It’s tough to imagine any appliances more important in day-to-day life in your home than your washing machine and your dryer.
Washing machines (and dryers) help us keep our laundry load low, keeps our wardrobe and our bedclothes fresh, and make quick work of a household chore that would have otherwise taken a ton of time if we still had to wash our laundry by hand.
Incredibly powerful appliances (they have to be to handle the heavy laundry loans they are responsible for cleaning), washing machines – and dryers – need to run off of a dedicated circuit.
Yes, washing machines need their own dedicated circuit. They don’t necessarily need their own separate circuits, but they should be the only things on their own circuit on your panel.
Do Washers Need a Dedicated Circuit?
Yes, it’s a good idea to make sure that your washing machine is set up on a separate circuit (alongside your dryer) without any other electrical appliances or outlets hooked up to it.
Washing machines draw a ton of energy to operate – requiring at least 120 V and often 220 V. All of that energy goes to good use, though.
Any other electrical appliances on the same circuit would run the risk of drawing from that dedicated pool of power washing machines need.

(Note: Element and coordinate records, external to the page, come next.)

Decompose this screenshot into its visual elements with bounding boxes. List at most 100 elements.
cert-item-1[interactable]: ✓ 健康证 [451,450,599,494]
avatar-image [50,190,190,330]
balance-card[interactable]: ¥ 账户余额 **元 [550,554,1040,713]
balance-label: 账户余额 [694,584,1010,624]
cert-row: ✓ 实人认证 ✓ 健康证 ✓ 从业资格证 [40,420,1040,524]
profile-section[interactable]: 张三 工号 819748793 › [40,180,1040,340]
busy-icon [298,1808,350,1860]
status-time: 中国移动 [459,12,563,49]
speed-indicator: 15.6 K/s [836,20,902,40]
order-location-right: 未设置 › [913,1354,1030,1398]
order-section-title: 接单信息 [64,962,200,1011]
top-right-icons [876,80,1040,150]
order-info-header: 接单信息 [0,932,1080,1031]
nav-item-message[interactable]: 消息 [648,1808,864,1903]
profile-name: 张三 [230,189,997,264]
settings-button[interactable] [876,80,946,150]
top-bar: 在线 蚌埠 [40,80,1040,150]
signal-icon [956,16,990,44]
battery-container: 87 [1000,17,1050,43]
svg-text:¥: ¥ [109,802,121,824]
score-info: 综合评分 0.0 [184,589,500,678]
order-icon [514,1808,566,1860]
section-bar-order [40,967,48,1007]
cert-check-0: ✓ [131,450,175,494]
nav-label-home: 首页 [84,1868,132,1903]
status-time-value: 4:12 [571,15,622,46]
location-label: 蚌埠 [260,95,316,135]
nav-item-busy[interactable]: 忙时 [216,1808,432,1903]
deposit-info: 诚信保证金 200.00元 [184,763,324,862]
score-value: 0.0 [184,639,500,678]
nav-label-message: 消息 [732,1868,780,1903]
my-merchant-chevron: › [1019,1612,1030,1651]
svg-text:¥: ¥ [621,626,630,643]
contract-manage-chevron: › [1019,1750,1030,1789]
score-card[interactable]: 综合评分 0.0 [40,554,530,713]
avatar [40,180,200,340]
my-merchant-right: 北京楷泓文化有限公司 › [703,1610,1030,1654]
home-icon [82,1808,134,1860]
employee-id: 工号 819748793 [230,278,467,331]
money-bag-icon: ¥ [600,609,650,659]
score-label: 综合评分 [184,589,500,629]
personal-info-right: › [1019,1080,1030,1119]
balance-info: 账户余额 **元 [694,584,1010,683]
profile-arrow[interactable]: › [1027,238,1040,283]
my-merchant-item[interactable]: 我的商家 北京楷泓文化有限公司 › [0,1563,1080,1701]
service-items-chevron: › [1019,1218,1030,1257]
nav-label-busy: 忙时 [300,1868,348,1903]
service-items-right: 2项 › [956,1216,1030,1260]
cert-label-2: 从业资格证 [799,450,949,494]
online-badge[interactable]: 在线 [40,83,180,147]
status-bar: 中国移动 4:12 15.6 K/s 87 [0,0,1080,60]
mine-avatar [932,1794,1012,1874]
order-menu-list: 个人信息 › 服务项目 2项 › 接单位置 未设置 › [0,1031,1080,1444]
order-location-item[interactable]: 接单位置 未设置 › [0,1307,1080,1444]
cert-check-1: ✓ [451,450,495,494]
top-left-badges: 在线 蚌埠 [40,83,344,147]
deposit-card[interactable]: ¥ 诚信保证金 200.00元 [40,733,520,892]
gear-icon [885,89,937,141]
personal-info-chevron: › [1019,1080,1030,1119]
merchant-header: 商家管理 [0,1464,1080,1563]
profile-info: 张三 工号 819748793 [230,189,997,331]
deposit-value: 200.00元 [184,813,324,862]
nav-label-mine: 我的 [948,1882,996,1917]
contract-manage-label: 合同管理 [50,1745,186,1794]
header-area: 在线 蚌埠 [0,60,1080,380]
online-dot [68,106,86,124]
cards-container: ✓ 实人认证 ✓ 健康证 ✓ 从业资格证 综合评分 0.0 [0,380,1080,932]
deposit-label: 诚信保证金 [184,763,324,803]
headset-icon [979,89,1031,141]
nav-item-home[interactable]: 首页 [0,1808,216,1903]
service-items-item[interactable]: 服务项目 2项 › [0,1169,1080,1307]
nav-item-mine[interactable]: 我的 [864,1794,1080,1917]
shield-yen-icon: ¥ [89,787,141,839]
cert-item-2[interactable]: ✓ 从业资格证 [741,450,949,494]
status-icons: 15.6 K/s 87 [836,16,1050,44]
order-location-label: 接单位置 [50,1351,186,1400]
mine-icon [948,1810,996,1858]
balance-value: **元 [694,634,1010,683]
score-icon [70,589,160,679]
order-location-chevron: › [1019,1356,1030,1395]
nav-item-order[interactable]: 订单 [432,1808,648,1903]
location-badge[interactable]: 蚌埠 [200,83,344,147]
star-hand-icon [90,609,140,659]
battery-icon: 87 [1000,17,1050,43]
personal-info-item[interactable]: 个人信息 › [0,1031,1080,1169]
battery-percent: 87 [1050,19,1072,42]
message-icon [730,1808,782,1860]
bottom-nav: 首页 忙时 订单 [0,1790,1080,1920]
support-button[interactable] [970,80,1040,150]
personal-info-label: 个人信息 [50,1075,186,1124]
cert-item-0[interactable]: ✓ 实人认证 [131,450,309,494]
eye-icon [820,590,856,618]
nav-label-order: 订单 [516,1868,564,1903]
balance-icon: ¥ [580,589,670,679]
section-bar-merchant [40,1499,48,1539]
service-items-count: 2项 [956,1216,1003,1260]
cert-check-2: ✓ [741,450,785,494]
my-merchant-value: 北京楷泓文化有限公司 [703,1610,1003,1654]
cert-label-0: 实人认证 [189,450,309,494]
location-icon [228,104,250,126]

It might not be the end of the world at first, but it would definitely compromise the efficiency of your washing machine.
In time you run the risk of “popping” your circuits anytime you used another electrical appliance plugged into the same circuit as your washing machine when it was running, too.
At the end of the day, it’s best if your laundry setup is on its own completely dedicated circuit. It just makes things a whole lot easier.
Can a Washing Machine and Dryer Be on the Same Circuit?
In fact, the overwhelming majority of modern homes (since laundry machines in the home have been commonplace, anyway) feature dedicated circuits that cater to your washing machine and your dryer.
Smaller washing machines and dryers might only need to use 120 V of power (each), but even standard size – and especially larger – washers and dryers will need more “juice”.
220 V of power (and a dedicated 20 A) will make a world of difference.
Your machines will run the way they were designed to, you won’t deal with short circuits or flipped breakers, and you’ll be able to get your laundry done without any headache or hassle whatsoever.
Do I Need Upgraded Electrical Service to Run a Washing Machine?
As long as your home has a “laundry circuit” dedicated specifically to your laundry appliances – your washer and your dryer, and as long as the circuit is providing enough energy to run your equipment efficiently, you shouldn’t need to upgrade your entire home electrical service just to run a washing machine.
At the same time, though, let’s say that your home is a little older and only has 120 V electricity running to the dedicated laundry circuit.
Let’s also say that you’ve gone and upgraded your old washing machine for some new hardware – a washing machine that needs 240 V to operate.
In these situations, you are going to need to call an electrician and have them upgrade your panel/service so that you can safely run your new laundry equipment.
Can I Run Washing Machines on 15 Amp Circuits?
While most washing machines aren’t going to require a whole lot more than 15 A, it’s not a bad idea to have your electrician put in a 120/240 V service to make sure that you have lots of extra “overhead” to run your equipment safely.
The last thing you want to do is overload the dedicated circuit that you’ve carved out for your washing machine.
Those extra five amps might not seem like a whole lot, but they may make all the difference in the world.
Yes, it’s a good idea to make sure that your washing machine is on its own dedicated circuit alongside your dryer.
This “laundry circuit” can be clearly labeled on the panel, too.
Anytime the breaker flips (maybe running your washing machine and dryer at the same time was just too much for the system) you can get your power back up and running without having to worry about disrupting any other outlets or electronics in the rest of the house.
Keep these power-hungry appliances on their own circuit and you’ll have nothing to worry about!